On Upper-Confidence Bound Policies for Non-Stationary Bandit Problems

TL;DR

This paper analyzes non-stationary multi-armed bandit algorithms, specifically discounted and sliding-window UCB, providing regret bounds and demonstrating near-optimal performance despite abrupt environment changes.

Contribution

It introduces regret bounds for discounted and sliding-window UCB algorithms in non-stationary settings with abrupt changes, matching lower bounds up to a logarithmic factor.

Findings

Both algorithms achieve near-optimal regret bounds.

A Hoeffding-type inequality for self-normalized deviations is derived.

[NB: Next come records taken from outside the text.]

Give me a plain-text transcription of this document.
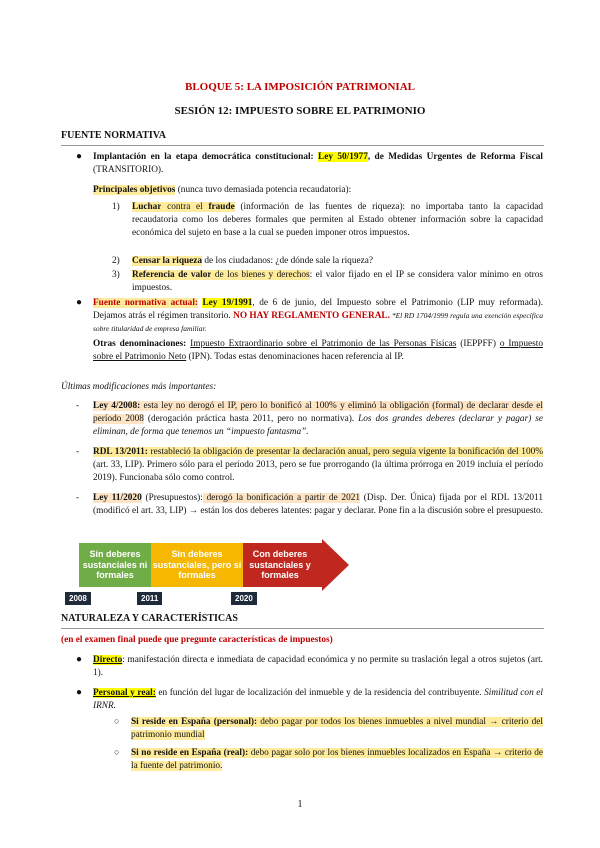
BLOQUE 5: LA IMPOSICIÓN PATRIMONIAL
SESIÓN 12: IMPUESTO SOBRE EL PATRIMONIO
FUENTE NORMATIVA
● Implantación en la etapa democrática constitucional: Ley 50/1977, de Medidas Urgentes de Reforma Fiscal (TRANSITORIO).
Principales objetivos (nunca tuvo demasiada potencia recaudatoria):
1) Luchar contra el fraude (información de las fuentes de riqueza): no importaba tanto la capacidad recaudatoria como los deberes formales que permiten al Estado obtener información sobre la capacidad económica del sujeto en base a la cual se pueden imponer otros impuestos.
2) Censar la riqueza de los ciudadanos: ¿de dónde sale la riqueza?
3) Referencia de valor de los bienes y derechos: el valor fijado en el IP se considera valor mínimo en otros impuestos.
● Fuente normativa actual: Ley 19/1991, de 6 de junio, del Impuesto sobre el Patrimonio (LIP muy reformada). Dejamos atrás el régimen transitorio. NO HAY REGLAMENTO GENERAL. *El RD 1704/1999 regula una exención específica sobre titularidad de empresa familiar.
Otras denominaciones: Impuesto Extraordinario sobre el Patrimonio de las Personas Físicas (IEPPFF) o Impuesto sobre el Patrimonio Neto (IPN). Todas estas denominaciones hacen referencia al IP.
Últimas modificaciones más importantes:
- Ley 4/2008: esta ley no derogó el IP, pero lo bonificó al 100% y eliminó la obligación (formal) de declarar desde el período 2008 (derogación práctica hasta 2011, pero no normativa). Los dos grandes deberes (declarar y pagar) se eliminan, de forma que tenemos un “impuesto fantasma”.
- RDL 13/2011: restableció la obligación de presentar la declaración anual, pero seguía vigente la bonificación del 100% (art. 33, LIP). Primero sólo para el período 2013, pero se fue prorrogando (la última prórroga en 2019 incluía el período 2019). Funcionaba sólo como control.
- Ley 11/2020 (Presupuestos): derogó la bonificación a partir de 2021 (Disp. Der. Única) fijada por el RDL 13/2011 (modificó el art. 33, LIP) → están los dos deberes latentes: pagar y declarar. Pone fin a la discusión sobre el presupuesto.
Sin deberes sustanciales ni formales
Sin deberes sustanciales, pero sí formales
Con deberes sustanciales y formales
2008	2011	2020
NATURALEZA Y CARACTERÍSTICAS
(en el examen final puede que pregunte características de impuestos)
● Directo: manifestación directa e inmediata de capacidad económica y no permite su traslación legal a otros sujetos (art. 1).
● Personal y real: en función del lugar de localización del inmueble y de la residencia del contribuyente. Similitud con el IRNR.
○ Si reside en España (personal): debo pagar por todos los bienes inmuebles a nivel mundial → criterio del patrimonio mundial
○ Si no reside en España (real): debo pagar solo por los bienes inmuebles localizados en España → criterio de la fuente del patrimonio.
1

Regret lower bounds are established for abrupt changes.

Abstract

Multi-armed bandit problems are considered as a paradigm of the trade-off between exploring the environment to find profitable actions and exploiting what is already known. In the stationary case, the distributions of the rewards do not change in time, Upper-Confidence Bound (UCB) policies have been shown to be rate optimal. A challenging variant of the MABP is the non-stationary bandit problem where the gambler must decide which arm to play while facing the possibility of a changing environment. In this paper, we consider the situation where the distributions of rewards remain constant over epochs and change at unknown time instants. We analyze two algorithms: the discounted UCB and the sliding-window UCB. We establish for these two algorithms an upper-bound for the expected regret by upper-bounding the expectation of the number of times a suboptimal arm is played. For that purpose, we derive a Hoeffding type inequality for self normalized deviations with a random number of summands. We establish a lower-bound for the regret in presence of abrupt changes in the arms reward distributions. We show that the discounted UCB and the sliding-window UCB both match the lower-bound up to a logarithmic factor.